Insight Switch’s power meter is capable of measuring the strength of power use, the duration of power use, and the duration of standby/idle time — handy features that arguably don’t go far enough on the hardware side. Insight Switch does provide you with the average amount of power (in watts) a connected device draws when on, as well as the current power drain, enabling you to understand the active and idle states of a big-screen TV, for example. It also knows when the device was last on and how long it was on, as well as how long it’s been off or in standby mode.
The information is used to provide an estimate of the monthly cost of operating a connected device, notably varying quite dramatically by the minute when the device is first connected, and stabilizing somewhat weeks later. A TV set that was estimated to cost $15 per month to operate at first was later estimated at 41 cents per month, but it’s unclear how the WeMo app calculates the numbers — no previous day’s data or aggregate chart of usage can be viewed with the software. While this suggests that the hardware doesn’t really have the ability to track monthly data in a granular way, a feature hidden within the app’s Edit menu claims to export up to 45 days worth of data to an e-mail, a not particularly useful way to analyze the information.
One of our issues with this is the modest value of the “Insight” that’s actually being gained from using Insight Switch. Although the WeMo app is otherwise nicely designed, there’s no obvious way to set the cost estimates to a specific power grid, no way to view or verify daily usage, and no visibility into how estimates are being generated. It was only when we discovered the aforementioned “Edit” menu—notably not the Settings screen—that we found a setting to adjust the Cost per kWh, which requires you to reference your electricity bill. The most useful information we retrieved from the WeMo app was just a broad sense of the average and idle power drain, numbers that aren’t particularly meaningful without further quantification. It’s unclear at this point whether Belkin will be able to add deeper tracking and automatic local price estimation into the WeMo app, but we’d hope to see Insight Switch do more in the future.

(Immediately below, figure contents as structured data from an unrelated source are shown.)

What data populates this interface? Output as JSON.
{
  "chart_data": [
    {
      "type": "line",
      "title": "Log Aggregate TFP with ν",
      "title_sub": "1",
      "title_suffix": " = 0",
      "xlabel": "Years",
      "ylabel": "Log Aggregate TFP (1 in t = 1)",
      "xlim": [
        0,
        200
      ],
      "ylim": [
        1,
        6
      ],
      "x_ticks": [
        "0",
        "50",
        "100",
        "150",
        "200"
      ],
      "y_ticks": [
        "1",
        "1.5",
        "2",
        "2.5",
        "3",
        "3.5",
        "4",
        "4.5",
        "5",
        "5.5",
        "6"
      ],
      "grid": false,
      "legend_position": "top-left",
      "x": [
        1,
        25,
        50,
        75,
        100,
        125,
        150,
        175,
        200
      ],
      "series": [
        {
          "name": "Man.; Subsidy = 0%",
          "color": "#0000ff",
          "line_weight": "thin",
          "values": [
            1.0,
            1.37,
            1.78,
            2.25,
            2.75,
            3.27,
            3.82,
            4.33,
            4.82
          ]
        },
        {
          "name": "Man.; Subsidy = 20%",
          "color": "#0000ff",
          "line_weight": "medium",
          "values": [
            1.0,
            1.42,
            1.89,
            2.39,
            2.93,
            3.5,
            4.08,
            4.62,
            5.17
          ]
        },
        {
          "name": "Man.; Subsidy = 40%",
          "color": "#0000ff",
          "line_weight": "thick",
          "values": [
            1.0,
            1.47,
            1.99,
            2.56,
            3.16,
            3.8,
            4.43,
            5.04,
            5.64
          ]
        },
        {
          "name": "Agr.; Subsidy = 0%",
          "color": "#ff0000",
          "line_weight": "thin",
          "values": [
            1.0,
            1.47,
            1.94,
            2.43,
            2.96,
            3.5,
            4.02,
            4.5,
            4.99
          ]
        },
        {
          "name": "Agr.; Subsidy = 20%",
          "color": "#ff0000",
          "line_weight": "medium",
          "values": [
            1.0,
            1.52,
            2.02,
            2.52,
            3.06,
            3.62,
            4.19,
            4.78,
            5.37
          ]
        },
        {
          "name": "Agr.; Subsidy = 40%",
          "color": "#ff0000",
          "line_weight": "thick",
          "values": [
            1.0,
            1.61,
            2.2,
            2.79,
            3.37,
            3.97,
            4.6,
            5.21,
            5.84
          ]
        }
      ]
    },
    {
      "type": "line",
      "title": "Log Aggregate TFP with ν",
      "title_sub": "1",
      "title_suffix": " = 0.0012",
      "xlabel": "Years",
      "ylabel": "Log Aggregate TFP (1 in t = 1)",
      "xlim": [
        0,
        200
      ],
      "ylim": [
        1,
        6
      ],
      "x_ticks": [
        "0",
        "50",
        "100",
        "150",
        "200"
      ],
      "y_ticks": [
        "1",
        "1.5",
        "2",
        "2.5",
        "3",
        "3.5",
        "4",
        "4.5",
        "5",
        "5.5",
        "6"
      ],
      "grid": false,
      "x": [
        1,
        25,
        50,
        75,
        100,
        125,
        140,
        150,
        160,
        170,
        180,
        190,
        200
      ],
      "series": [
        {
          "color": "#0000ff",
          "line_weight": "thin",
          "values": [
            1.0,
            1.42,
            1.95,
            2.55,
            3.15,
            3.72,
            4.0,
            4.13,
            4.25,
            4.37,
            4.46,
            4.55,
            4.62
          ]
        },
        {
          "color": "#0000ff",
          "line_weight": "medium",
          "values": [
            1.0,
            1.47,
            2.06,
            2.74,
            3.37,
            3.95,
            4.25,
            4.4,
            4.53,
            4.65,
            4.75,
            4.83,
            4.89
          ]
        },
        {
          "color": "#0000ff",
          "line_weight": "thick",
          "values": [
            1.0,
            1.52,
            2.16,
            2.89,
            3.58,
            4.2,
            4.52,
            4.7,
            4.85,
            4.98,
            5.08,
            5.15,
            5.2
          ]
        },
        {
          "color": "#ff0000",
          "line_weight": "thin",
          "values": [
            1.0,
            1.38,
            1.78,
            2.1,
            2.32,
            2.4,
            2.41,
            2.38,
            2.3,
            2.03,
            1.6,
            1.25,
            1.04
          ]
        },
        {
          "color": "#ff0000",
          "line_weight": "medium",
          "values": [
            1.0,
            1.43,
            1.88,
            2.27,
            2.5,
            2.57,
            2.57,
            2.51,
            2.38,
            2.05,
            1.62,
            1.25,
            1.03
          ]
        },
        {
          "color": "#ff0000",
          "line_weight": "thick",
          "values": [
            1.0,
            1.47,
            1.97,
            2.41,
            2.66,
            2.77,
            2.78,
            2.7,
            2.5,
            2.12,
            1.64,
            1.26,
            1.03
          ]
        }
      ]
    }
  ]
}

Our other issue is the conceptual value of adding a power meter — typically a standalone portable device that can be moved from outlet to outlet as needed for brief testing of different devices — into a switch that’s supposed to be left in one place to control one device. While there are certainly some software-reliant applications for the Insight Switch’s unique combination of switch and metering functionality, a user’s need to continuously monitor the same device’s power for weeks or months at a time is questionable. Insight Switch would be most handy if moved from device to device for testing, but that’s not generally how WeMo Switches are intended to be used.
Overall, the WeMo Insight Switch offers some nice if not strictly necessary improvements over the original WeMo Switch, but its added functionality and higher price combine to make it more of a niche offering than its predecessor. We commend Belkin on continuing to evolve the WeMo family, and like the way that the accessories work, but WeMo Switch in particular could benefit from additional software- and potentially hardware-level tracking of data and estimating capabilities. More aggressive pricing could also help to increase WeMo’s appeal.